Microsoft will pay a $20 million fine to the Federal Trade Commission in order to resolve allegations that it unlawfully gathered and stored personal information from children without their parents’ permission, the FTC announced on Monday.
The FTC stated in a statement that the company’s practises violated the US “Children’s Online Privacy Protection Act (COPPA)” by capturing data from children who registered for the company’s Xbox gaming system without informing or getting their parents’ consent.
As part of the FTC’s decision, Microsoft is also obligated to take action to better safeguard the privacy of young Xbox users. Aside from Microsoft, the ruling also applies to independent game developers.
The FTC’s Bureau of Consumer Protection director, Samuel Levine, said in a statement that “our recommended order makes it simpler for parents to safeguard the security of their children on Xbox and restricts the data that Microsoft can gather and keep about kids.” Avatars, biometric data, and medical data regarding children are not excluded from COPPA, and this move ought to render that perfectly obvious.

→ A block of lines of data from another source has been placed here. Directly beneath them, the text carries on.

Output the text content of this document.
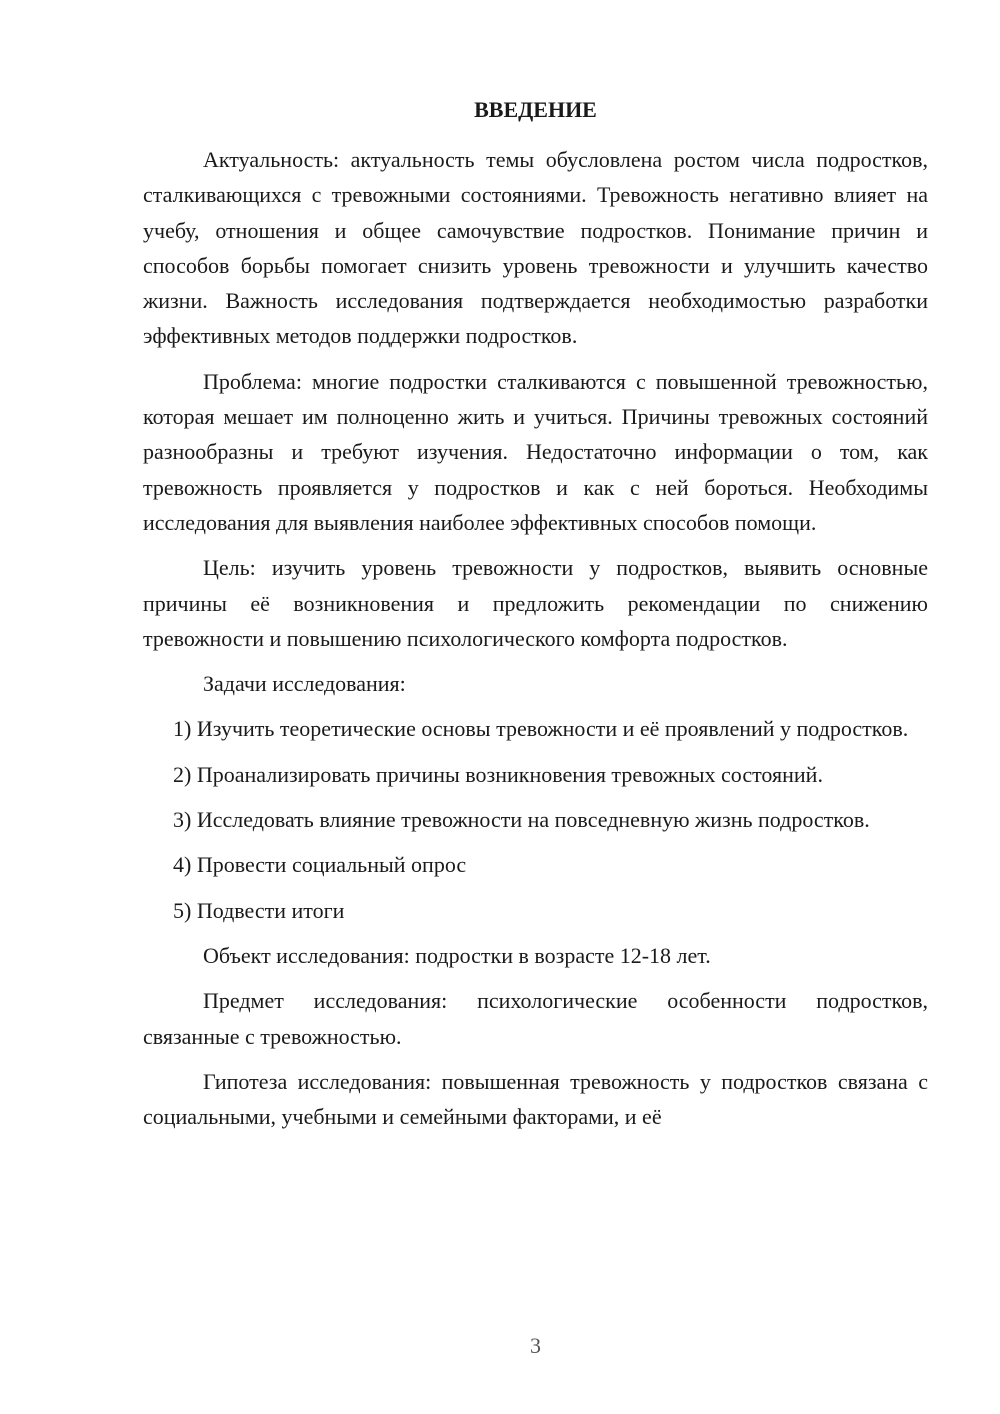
ВВЕДЕНИЕ

Актуальность: актуальность темы обусловлена ростом числа подростков, сталкивающихся с тревожными состояниями. Тревожность негативно влияет на учебу, отношения и общее самочувствие подростков. Понимание причин и способов борьбы помогает снизить уровень тревожности и улучшить качество жизни. Важность исследования подтверждается необходимостью разработки эффективных методов поддержки подростков.

Проблема: многие подростки сталкиваются с повышенной тревожностью, которая мешает им полноценно жить и учиться. Причины тревожных состояний разнообразны и требуют изучения. Недостаточно информации о том, как тревожность проявляется у подростков и как с ней бороться. Необходимы исследования для выявления наиболее эффективных способов помощи.

Цель: изучить уровень тревожности у подростков, выявить основные причины её возникновения и предложить рекомендации по снижению тревожности и повышению психологического комфорта подростков.

Задачи исследования:

1) Изучить теоретические основы тревожности и её проявлений у подростков.

2) Проанализировать причины возникновения тревожных состояний.

3) Исследовать влияние тревожности на повседневную жизнь подростков.

4) Провести социальный опрос

5) Подвести итоги

Объект исследования: подростки в возрасте 12-18 лет.

Предмет исследования: психологические особенности подростков, связанные с тревожностью.

Гипотеза исследования: повышенная тревожность у подростков связана с социальными, учебными и семейными факторами, и её

3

In accordance with COPPA, businesses are prohibited from gathering information about children under 13 without their parents’ permission and from using that information for marketing or advertising. Companies are not permitted to keep children’s data for longer than is required, and any data that is saved must be appropriately safeguarded against potential theft.

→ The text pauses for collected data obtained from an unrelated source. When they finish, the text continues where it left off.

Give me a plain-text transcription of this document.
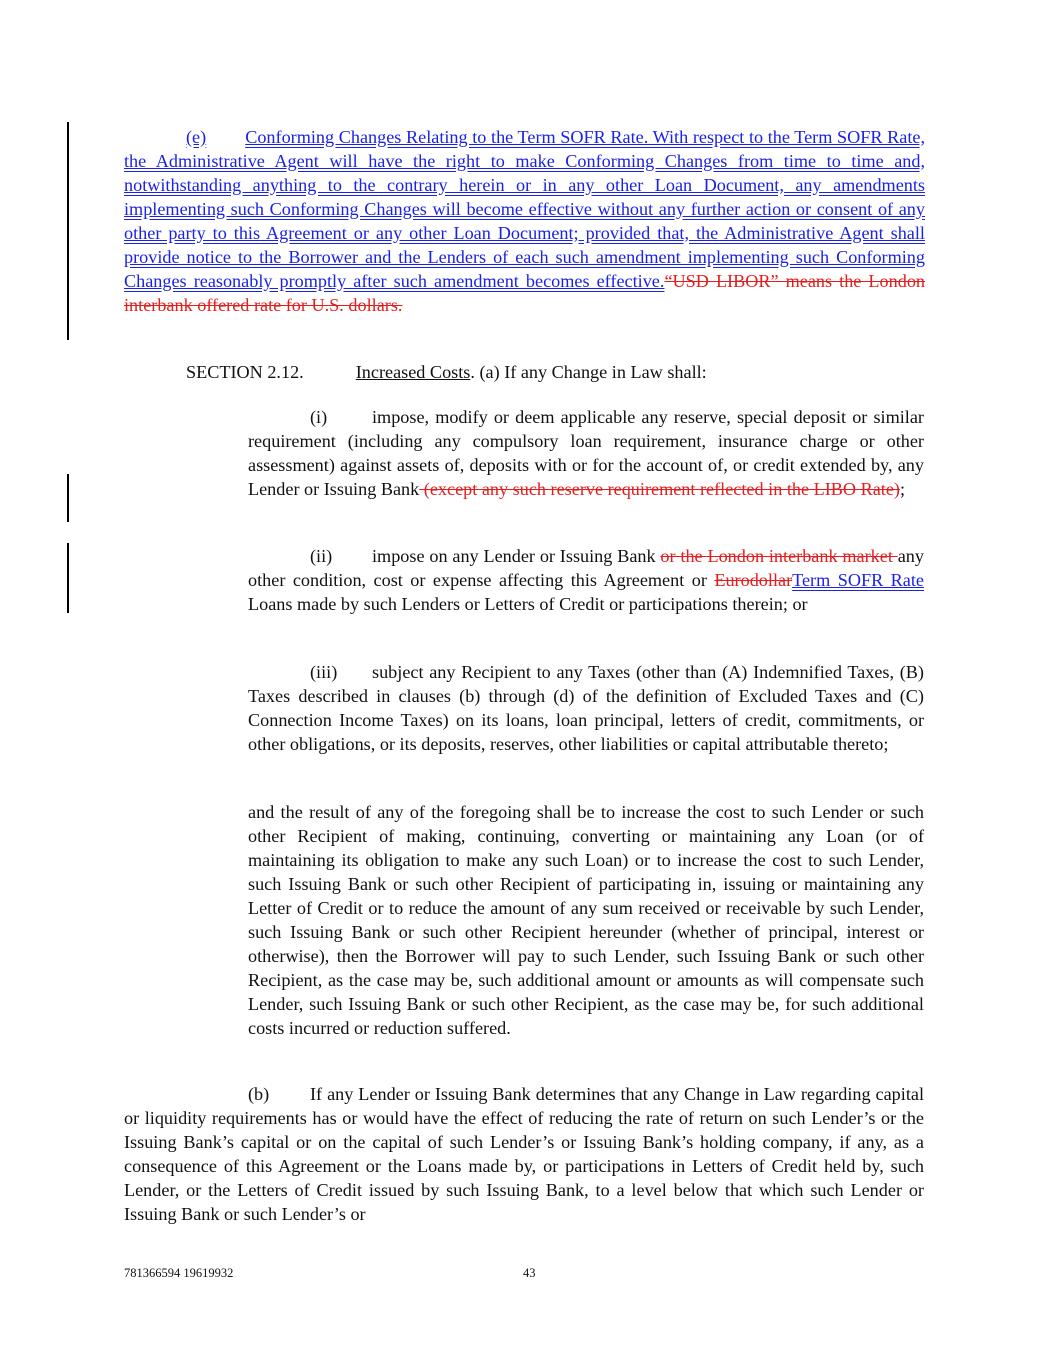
(e) Conforming Changes Relating to the Term SOFR Rate. With respect to the Term SOFR Rate, the Administrative Agent will have the right to make Conforming Changes from time to time and, notwithstanding anything to the contrary herein or in any other Loan Document, any amendments implementing such Conforming Changes will become effective without any further action or consent of any other party to this Agreement or any other Loan Document; provided that, the Administrative Agent shall provide notice to the Borrower and the Lenders of each such amendment implementing such Conforming Changes reasonably promptly after such amendment becomes effective.“USD LIBOR” means the London interbank offered rate for U.S. dollars.
SECTION 2.12.	Increased Costs. (a) If any Change in Law shall:
(i) impose, modify or deem applicable any reserve, special deposit or similar requirement (including any compulsory loan requirement, insurance charge or other assessment) against assets of, deposits with or for the account of, or credit extended by, any Lender or Issuing Bank (except any such reserve requirement reflected in the LIBO Rate);
(ii) impose on any Lender or Issuing Bank or the London interbank market any other condition, cost or expense affecting this Agreement or EurodollarTerm SOFR Rate Loans made by such Lenders or Letters of Credit or participations therein; or
(iii) subject any Recipient to any Taxes (other than (A) Indemnified Taxes, (B) Taxes described in clauses (b) through (d) of the definition of Excluded Taxes and (C) Connection Income Taxes) on its loans, loan principal, letters of credit, commitments, or other obligations, or its deposits, reserves, other liabilities or capital attributable thereto;
and the result of any of the foregoing shall be to increase the cost to such Lender or such other Recipient of making, continuing, converting or maintaining any Loan (or of maintaining its obligation to make any such Loan) or to increase the cost to such Lender, such Issuing Bank or such other Recipient of participating in, issuing or maintaining any Letter of Credit or to reduce the amount of any sum received or receivable by such Lender, such Issuing Bank or such other Recipient hereunder (whether of principal, interest or otherwise), then the Borrower will pay to such Lender, such Issuing Bank or such other Recipient, as the case may be, such additional amount or amounts as will compensate such Lender, such Issuing Bank or such other Recipient, as the case may be, for such additional costs incurred or reduction suffered.
(b) If any Lender or Issuing Bank determines that any Change in Law regarding capital or liquidity requirements has or would have the effect of reducing the rate of return on such Lender’s or the Issuing Bank’s capital or on the capital of such Lender’s or Issuing Bank’s holding company, if any, as a consequence of this Agreement or the Loans made by, or participations in Letters of Credit held by, such Lender, or the Letters of Credit issued by such Issuing Bank, to a level below that which such Lender or Issuing Bank or such Lender’s or
781366594 19619932	43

The complaint claims that even if a parent didn’t finish the process, Microsoft kept the information it obtained from 2015 to 2020 during the account creation process.
Microsoft affirmed its dedication to following the FTC’s directive.
A Microsoft spokesperson said in a statement that in furtherance to our current numerous safety plans, we also intend to develop next-generation identity and age validation—a simple, safe, once-only process for all players that will improve our ability to deliver tailored, safe, and appropriate for your age incidents.